Medicamento Nuevo para la Hepatitis C

Medicamento Nuevo para la Hepatitis C

Una investigación reciente señala que agregar el antiviral telaprevir a una segunda ronda de tratamiento para la hepatitis cura cerca de la mitad de las personas que no resultan beneficiadas en la primera ronda.

“Éste es el primer estudio de gran tamaño en pacientes que no habían respondido al tratamiento estándar”, apuntó el Dr. John G. McHutchison, director asociado del Instituto de Investigación Clínica Duke y autor de un informe en la edición del 8 de abril de la revista New England Journal of Medicine.

El estudio es uno de los pasos finales de una serie de ensayos diseñados para obtener la aprobación en el uso del medicamento de la práctica clínica. La aprobación del medicamento dará ánimos a las personas cuya infección por hepatitis C no ha sido curada por tratamientos existentes, señaló McHutchison.

“No ha habido alternativa para las personas que han sido tratadas y no han respondido”, agregó. “Entonces, que potencialmente haya un tratamiento disponible en el futuro que pueda curar a la mitad de ellos, se muestra bastante promisorio”.

Cerca de cuatro millones de estadounidenses están infectados con hepatitis C, un virus que es la causa principal de cirrosis y cáncer de hígado, y la causa más común de trasplante de hígado. Generalmente se contagia por sangre infectada, con más frecuencia por el uso de una aguja contaminada.

Un tratamiento estándar para la hepatitis C es un curso de 48 semanas de dos medicamentos, peginterferón alfa y ribavirina, que cura entre 40 y 50 por ciento de los pacientes pero viene acompañada por efectos secundarios, como sarpullido intenso, que hace que muchos suspendan el tratamiento. Estudios anteriores han mostrado una mejora sustancial en los índices de curación cuando se agrega telaprevir a la terapia estándar.

Hasta ahora, el único recurso para los que no se beneficiaron con la primera ronda de tratamiento era otra ronda con la misma terapia. En el ensayo sobre el que se acaba de informar, financiado por Vertex Pharmaceuticals, fabricante del telaprevir, participaron 453 personas que no habían respondido a una primera ronda de tratamiento. Todos tenían la forma más común y más difícil de tratar del virus, el genotipo 1.

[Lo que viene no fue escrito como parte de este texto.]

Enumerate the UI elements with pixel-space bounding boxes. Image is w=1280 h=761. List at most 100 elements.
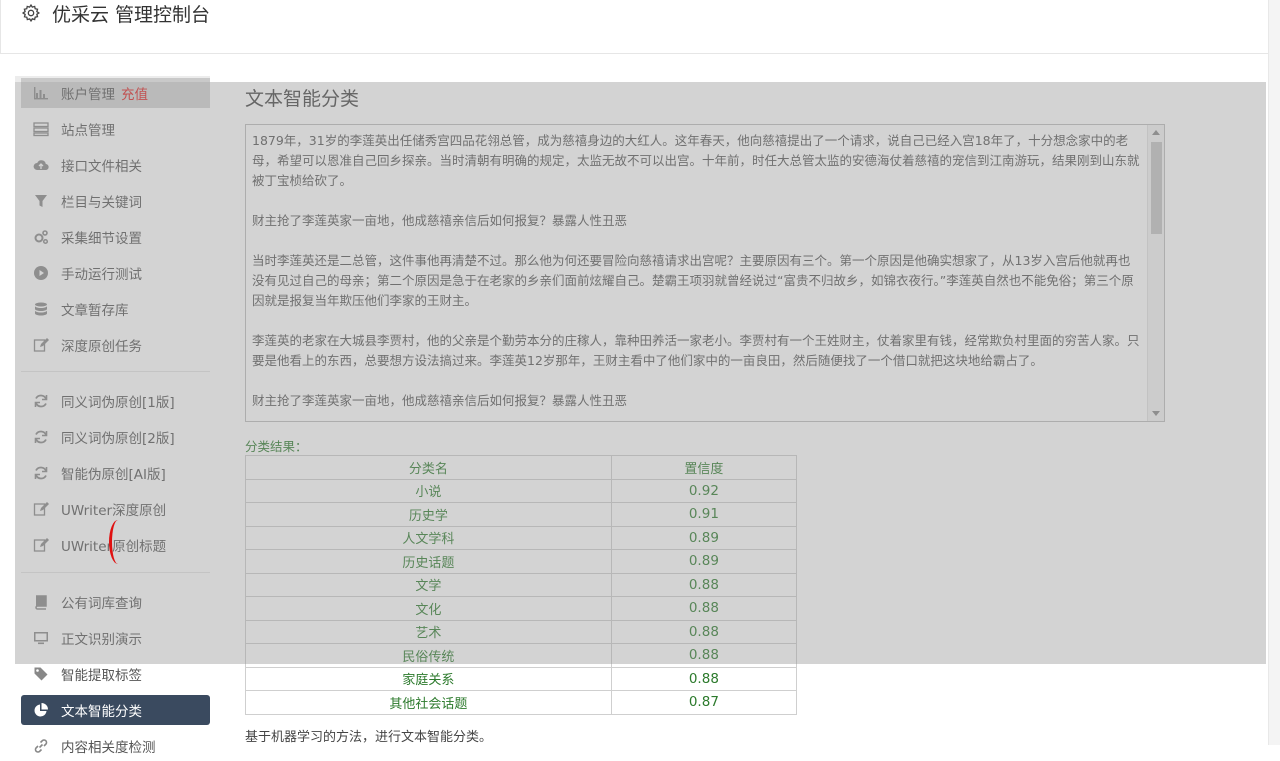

Poco menos de la mitad, el 52 por ciento, de los que agregaron telaprevir a su régimen de dos medicamentos en la segunda ronda carecían del virus a los seis meses, en comparación con 14 por ciento de los que se sometieron a una segunda ronda del tratamiento con dos medicamentos.

Sin embargo, la terapia no estuvo libre de problemas, anotó McHutchison. “Hubo más efectos secundarios, erupciones cutáneas y anemia”, dijo. “Además, el índice de suspensiones también fue superior”.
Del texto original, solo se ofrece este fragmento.